I recenti casi di bullismo, cyberbullismo e violenza in classe preoccupano non poco. Dal rientro a scuola avvenuto quasi due mesi fa sono letteralmente all’ordine del giorno gli episodi che vedono protagonisti studenti violenti, indisciplinati, quasi fuori controllo.
Sul tema è stata intervistata da Il Corriere della Sera una docente, Mariella Demichele, 51 anni, insegnante di italiano all’Istituto Agrario Sereni di Roma da oltre dieci anni. Quest’ultima ha fatto il punto sulla situazione, che appare peggiorata negli ultimi tempi, riportando in primis la sua esperienza quotidiana.
“Purtroppo notiamo che ci sono molti ragazzi che sono dolorosamente chiusi, rigidi. Sconnessi: non dal telefonino ma dal contesto”, ha detto la prof. “La situazione di disagio è evidente e preoccupante. Anche quando non sfocia nella violenza. Persino i docenti si trovano in difficoltà di fronte a queste situazioni: abbiamo esteso anche a loro la possibilità di rivolgersi alla psicologa della scuola perché ormai anche a loro viene richiesta una competenza psicologica che fino a poco tempo fa non era necessaria. Faremo anche dei corsi per insegnare loro nuove metodologie didattiche per poter gestire le classi più complicate”, ha continuato.
“Ci sono nelle prime classi problemi di vario tipo: una situazione di irrequietezza continua, turbolenze non paragonabili a quelle degli anni scorsi. Non sanno ascoltare, parlano tutti insieme, non hanno idea del contesto. Sono in uno stato di analfabetismo emotivo”.
Gli stessi genitori si trovano in difficoltà: “Quest’anno abbiamo già trattato una decina di casi e convocato cinque famiglie per episodi disciplinari. Solo due sono venute. Anche a loro abbiamo aperto lo sportello psicologico. Ci sono genitori che ci confessano la loro incapacità a gestire i figli, l’impeto degli adolescenti. Un padre mi ha detto: io non sono più in grado di prendermi l’odio di mio figlio quando gli dico no”, ha raccontato la docente.

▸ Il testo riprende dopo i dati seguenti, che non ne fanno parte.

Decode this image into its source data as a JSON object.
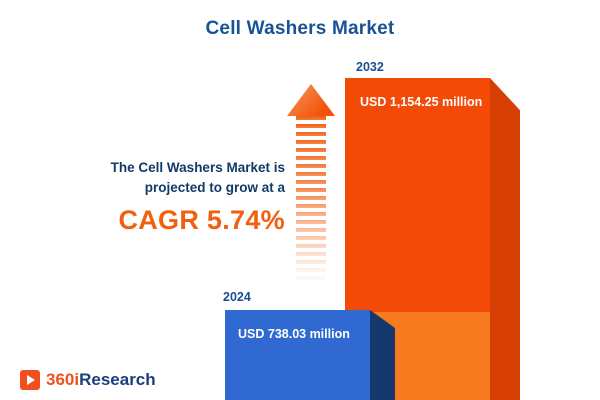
{
  "chart_data": {
    "type": "bar",
    "title": "Cell Washers Market",
    "categories": [
      "2024",
      "2032"
    ],
    "values": [
      738.03,
      1154.25
    ],
    "value_labels": [
      "USD 738.03 million",
      "USD 1,154.25 million"
    ],
    "unit": "USD million",
    "annotation": "The Cell Washers Market is projected to grow at a CAGR 5.74%",
    "legend": "none",
    "grid": false
  },
  "annotation": {
    "line1": "The Cell Washers Market is",
    "line2": "projected to grow at a",
    "cagr": "CAGR 5.74%"
  },
  "logo": {
    "prefix": "360i",
    "suffix": "Research"
  },
  "colors": {
    "navy": "#1a4e8f",
    "annotation_navy": "#123a66",
    "orange": "#f44a08",
    "light_orange": "#f57b1e",
    "dark_orange": "#d63e04",
    "blue": "#2f69d1",
    "dark_blue": "#16386e",
    "cagr_orange": "#f2600f"
  }
}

Spesso, parallelamente a questi episodi di violenza in classe, emergono le problematiche connesse all’uso dei telefoni in classe, negli ultimi tempi vietati da molti istituti. Gli smartphone, quasi sempre, sono usati per fare video riprendendo gli episodi violenti in classe. O, ancora, sono usati per perpetrare atti di cyberbullismo o di diffusione di immagini private. Secondo la professoressa, in ogni caso, la soluzione non sta nel divieto dei dispositivi: “Noi non condividiamo la pratica di non usarlo in classe. Vorremmo arrivare ad uno virtuoso responsabile anche per lavorare a scuola”.
Secondo l’insegnante sospendere gli studenti indisciplinati non ha senso, come ha fatto notare da poco anche lo psichiatra Paolo Crepet. Al contrario, perché non agire con l’obbligo di frequenza? “Cerchiamo di non usare la sospensione perché significa lasciare gli studenti fuori da scuola. Preferiamo la sospensione con obbligo di frequenza che è più educativa. Ma da noi può capitare di dover prendere questa decisione al massimo in un caso all’anno” ha concluso Mariella Demichele.